1. Land the current shell-spawned `StdIO` clients as an explicit prototype:
   no app-specific shell builtins, no terminal-cap delegation to children, and
   `run` available for blocking command execution.
2. Add focused QEMU smokes for chat and adventure against that prototype so
   the resident service, exact grants, wait path, and terminal bridge have a
   stable regression target.
3. Add a userspace `CommandSession` DTO/protocol in the shared demo/runtime
   layer, carried over ordinary `Endpoint` until a manifest-visible interface
   is worth committing.
4. Teach `capos-shell` a generic command-surface parser and command-provider
   registry. Do not add `chat`, `play adventure`, `go`, `take`, or similar
   application verbs as hardcoded shell matches.

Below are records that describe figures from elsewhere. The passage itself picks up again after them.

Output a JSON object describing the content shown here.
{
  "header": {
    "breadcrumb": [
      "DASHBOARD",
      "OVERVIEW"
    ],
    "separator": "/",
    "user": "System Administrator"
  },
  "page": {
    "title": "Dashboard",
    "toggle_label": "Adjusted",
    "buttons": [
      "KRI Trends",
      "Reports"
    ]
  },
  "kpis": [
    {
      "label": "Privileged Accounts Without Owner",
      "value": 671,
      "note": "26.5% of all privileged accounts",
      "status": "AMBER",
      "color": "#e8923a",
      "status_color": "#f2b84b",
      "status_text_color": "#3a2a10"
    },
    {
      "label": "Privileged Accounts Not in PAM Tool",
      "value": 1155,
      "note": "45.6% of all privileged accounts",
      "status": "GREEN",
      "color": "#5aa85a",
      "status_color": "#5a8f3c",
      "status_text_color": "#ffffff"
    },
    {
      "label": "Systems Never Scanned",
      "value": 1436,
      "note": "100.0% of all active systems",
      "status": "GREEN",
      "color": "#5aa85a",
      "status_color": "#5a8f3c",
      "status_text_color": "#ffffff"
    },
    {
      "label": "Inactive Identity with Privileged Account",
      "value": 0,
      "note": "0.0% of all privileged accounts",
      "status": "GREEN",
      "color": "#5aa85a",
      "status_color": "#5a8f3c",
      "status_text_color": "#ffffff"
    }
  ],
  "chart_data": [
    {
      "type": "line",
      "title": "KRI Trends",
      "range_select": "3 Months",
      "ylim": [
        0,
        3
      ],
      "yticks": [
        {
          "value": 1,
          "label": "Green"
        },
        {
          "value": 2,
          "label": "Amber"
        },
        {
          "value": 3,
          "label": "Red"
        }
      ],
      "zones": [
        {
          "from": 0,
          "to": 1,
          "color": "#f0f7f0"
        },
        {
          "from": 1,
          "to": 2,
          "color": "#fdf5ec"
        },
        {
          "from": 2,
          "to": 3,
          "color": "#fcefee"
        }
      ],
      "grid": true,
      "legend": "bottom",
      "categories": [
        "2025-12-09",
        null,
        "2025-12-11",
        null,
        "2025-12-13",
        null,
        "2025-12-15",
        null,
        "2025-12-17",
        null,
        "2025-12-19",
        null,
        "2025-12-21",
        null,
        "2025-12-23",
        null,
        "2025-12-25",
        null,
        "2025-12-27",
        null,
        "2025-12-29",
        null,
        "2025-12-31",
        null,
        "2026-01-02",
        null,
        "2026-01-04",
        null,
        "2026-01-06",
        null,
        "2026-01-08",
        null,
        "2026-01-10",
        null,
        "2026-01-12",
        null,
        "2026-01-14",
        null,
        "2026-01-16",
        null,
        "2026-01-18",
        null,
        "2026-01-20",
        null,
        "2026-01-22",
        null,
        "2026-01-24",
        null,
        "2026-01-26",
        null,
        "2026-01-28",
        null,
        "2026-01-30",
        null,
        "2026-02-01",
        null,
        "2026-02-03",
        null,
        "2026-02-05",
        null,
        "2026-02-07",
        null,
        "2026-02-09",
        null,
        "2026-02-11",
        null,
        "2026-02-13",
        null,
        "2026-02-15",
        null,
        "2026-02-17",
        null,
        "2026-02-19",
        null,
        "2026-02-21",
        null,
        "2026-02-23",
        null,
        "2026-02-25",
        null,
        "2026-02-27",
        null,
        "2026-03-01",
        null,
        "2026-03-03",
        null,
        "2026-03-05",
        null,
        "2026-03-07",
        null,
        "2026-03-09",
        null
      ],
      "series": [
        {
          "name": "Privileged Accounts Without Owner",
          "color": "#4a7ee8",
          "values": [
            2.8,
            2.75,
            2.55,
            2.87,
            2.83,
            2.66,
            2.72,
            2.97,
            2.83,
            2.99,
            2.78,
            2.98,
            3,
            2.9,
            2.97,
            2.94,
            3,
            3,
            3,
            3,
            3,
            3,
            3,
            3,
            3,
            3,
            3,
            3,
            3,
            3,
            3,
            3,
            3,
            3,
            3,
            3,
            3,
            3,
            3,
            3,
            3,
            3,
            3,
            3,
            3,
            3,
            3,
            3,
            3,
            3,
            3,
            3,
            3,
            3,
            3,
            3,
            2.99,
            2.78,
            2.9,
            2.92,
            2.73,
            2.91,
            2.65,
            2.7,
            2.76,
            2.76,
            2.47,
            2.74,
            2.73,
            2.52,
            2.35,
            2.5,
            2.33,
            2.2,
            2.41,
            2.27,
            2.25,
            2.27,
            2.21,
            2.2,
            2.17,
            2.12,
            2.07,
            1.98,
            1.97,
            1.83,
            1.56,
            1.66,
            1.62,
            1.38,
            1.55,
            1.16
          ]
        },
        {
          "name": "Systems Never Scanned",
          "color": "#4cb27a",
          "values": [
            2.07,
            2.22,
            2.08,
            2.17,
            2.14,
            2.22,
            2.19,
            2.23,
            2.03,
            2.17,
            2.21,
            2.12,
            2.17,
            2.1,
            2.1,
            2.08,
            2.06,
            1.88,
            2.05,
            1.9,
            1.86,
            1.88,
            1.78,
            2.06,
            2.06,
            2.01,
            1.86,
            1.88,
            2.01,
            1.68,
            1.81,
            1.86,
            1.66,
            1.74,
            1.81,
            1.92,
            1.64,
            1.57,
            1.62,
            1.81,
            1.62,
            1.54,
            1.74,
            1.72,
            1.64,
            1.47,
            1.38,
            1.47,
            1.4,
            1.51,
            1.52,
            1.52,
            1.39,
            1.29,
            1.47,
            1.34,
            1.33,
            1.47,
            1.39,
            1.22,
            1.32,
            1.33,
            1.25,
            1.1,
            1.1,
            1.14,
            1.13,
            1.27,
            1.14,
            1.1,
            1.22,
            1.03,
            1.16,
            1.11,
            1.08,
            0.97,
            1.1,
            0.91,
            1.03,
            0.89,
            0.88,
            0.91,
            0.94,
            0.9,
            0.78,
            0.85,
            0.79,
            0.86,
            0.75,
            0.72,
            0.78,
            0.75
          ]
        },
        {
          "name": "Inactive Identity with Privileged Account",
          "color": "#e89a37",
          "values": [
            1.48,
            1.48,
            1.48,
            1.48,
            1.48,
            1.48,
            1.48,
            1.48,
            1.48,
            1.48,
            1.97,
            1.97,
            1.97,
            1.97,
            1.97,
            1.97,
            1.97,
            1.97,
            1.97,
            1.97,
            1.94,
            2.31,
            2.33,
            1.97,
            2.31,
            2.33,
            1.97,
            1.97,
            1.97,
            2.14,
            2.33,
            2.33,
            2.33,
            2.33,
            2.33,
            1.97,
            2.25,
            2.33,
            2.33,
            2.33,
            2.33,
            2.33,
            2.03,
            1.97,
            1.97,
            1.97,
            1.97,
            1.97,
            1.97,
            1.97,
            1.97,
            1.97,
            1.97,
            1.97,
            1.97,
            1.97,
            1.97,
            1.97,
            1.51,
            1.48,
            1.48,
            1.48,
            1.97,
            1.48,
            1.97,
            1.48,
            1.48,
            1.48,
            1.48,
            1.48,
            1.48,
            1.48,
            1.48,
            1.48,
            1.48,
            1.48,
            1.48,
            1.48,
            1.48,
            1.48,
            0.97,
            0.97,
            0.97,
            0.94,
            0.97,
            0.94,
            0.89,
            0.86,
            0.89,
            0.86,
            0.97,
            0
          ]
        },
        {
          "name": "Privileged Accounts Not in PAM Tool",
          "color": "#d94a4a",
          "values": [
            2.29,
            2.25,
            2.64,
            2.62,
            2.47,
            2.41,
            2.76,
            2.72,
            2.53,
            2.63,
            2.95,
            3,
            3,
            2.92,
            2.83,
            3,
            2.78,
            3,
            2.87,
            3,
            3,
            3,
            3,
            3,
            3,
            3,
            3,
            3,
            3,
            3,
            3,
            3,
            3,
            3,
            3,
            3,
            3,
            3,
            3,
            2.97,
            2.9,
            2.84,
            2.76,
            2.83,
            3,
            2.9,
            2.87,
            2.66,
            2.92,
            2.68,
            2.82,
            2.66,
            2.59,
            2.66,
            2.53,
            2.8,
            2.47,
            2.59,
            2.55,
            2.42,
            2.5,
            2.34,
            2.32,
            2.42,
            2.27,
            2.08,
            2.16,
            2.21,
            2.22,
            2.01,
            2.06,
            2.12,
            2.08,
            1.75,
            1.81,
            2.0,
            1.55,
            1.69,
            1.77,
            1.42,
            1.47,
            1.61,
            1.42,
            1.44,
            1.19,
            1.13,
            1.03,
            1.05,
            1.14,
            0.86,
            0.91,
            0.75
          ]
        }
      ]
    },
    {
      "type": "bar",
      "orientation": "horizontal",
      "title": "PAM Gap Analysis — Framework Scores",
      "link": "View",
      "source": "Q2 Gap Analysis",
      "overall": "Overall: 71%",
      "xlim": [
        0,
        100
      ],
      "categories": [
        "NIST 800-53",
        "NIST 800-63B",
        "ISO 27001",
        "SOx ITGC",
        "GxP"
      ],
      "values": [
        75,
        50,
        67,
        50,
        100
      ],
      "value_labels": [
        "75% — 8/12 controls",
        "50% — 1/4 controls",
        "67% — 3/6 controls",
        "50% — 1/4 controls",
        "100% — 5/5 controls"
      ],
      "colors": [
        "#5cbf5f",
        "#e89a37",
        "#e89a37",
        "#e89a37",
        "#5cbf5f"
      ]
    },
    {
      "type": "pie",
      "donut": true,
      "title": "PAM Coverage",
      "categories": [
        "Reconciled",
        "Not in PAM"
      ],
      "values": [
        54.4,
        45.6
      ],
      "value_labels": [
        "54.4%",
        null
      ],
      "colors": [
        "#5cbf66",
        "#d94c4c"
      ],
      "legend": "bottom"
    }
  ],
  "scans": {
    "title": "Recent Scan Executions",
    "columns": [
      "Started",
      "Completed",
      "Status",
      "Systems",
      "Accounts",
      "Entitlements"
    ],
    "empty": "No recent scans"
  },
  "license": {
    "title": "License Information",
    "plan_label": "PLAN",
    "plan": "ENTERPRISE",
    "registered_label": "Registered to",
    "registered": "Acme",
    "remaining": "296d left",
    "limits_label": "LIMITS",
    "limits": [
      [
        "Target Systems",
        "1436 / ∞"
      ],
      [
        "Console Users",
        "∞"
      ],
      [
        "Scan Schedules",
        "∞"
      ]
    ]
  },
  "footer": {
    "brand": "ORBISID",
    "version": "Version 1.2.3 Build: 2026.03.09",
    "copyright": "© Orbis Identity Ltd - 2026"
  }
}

5. Move adventure command parsing out of `demos/adventure-client/` and into
   command descriptors plus typed `Adventure`/`Chat` invocations.
6. Split terminal hosting from the shell when the local UART path needs to
   support a second front end or when the web terminal work starts. Until then,
   keep the current terminal implementation constrained to the `TerminalSession`
   boundary so the split is mechanical.